One answer for this is to jettison anything embarrassing after reading. And if you should want to re-read, being in the same low-brain-cell mood? Amazon has developed a system, intended to keep you from overloading your Kindle’s memory, that enables you to delete a book from the device while amazon keeps a record of your past purchase, and lets you download it again—only to the same Kindle, naturally—anytime you want, free. It’s your very own secret (from your friends) online library, pristine and climate controlled in Jeff Bezos’ paternal embrace.**
Some people will have privacy concerns about the non-friends with access, although purchase records are already being kept by amazon (and everyone else), so it’s a little late to worry. But the things I read will not land me in jail or even banned from teaching in the Texas public school system. What I write is more likely to get me in trouble.
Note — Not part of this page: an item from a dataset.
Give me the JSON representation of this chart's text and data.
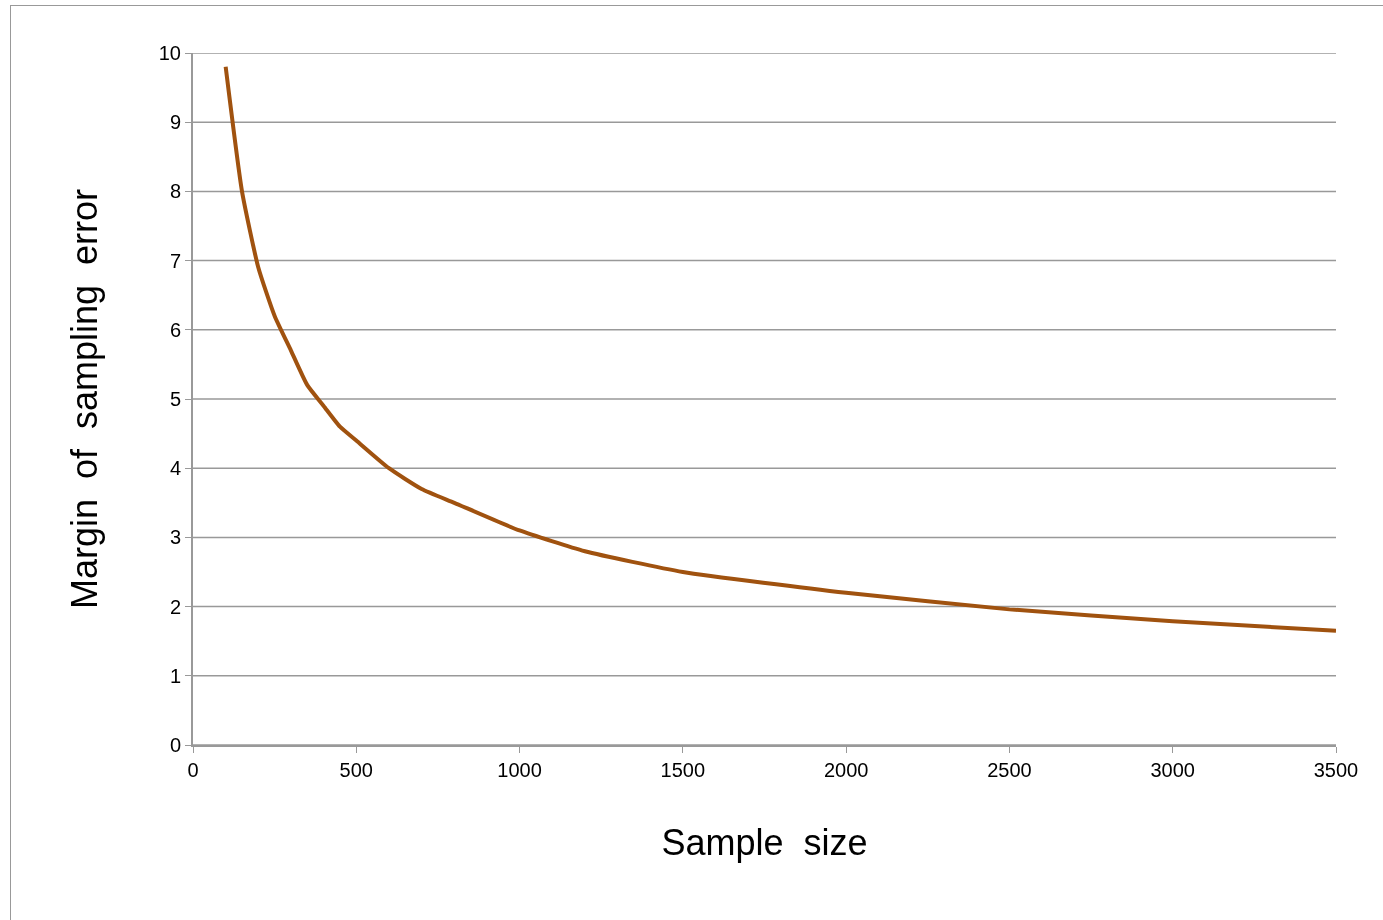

I’ve been considering this—reading recent wordpresss posts about people losing jobs after twittering—and though the particular mistake highlighted (slamming a prospective employer online) is not one I’m likely to make, I can think of lots of blog scenarios causing more than personal-life ill effects.
But of course I can. I wouldn’t be a fiction writer dabbling in fantasy if I couldn’t conjure doom at will and festoon it with comic grotesquerie.
The more important lesson for me is the one I learned in group therapy: while you struggle to confess your agonizing, shameful secret, the one that will make people mock you and shun you forever, your listener is tapping her feet and mentally sticking her fingers in her ears so she won’t forget the radioactive, brontosaurus-sized secret she needs you to shut the fuck up and pay reverent attention to.
*He had blinding headaches, which they decided were migraine since they couldn’t find anything wrong. I’m still suspicious since it was right after that that he started making lots more money.
** Part of what attracted me to amazon in the late ‘90’s was the name. Then I take a look at Jeff Bezos (most recently on Jon Stewart). Smart guy, sure. Making a bundle on the Kindle. But an amazon he’s not. This is a question probably answered somewhere long ago—but was he the rare lad who ignored Batman and The Incredible Hulk, reading Wonder Woman comics at night under the covers?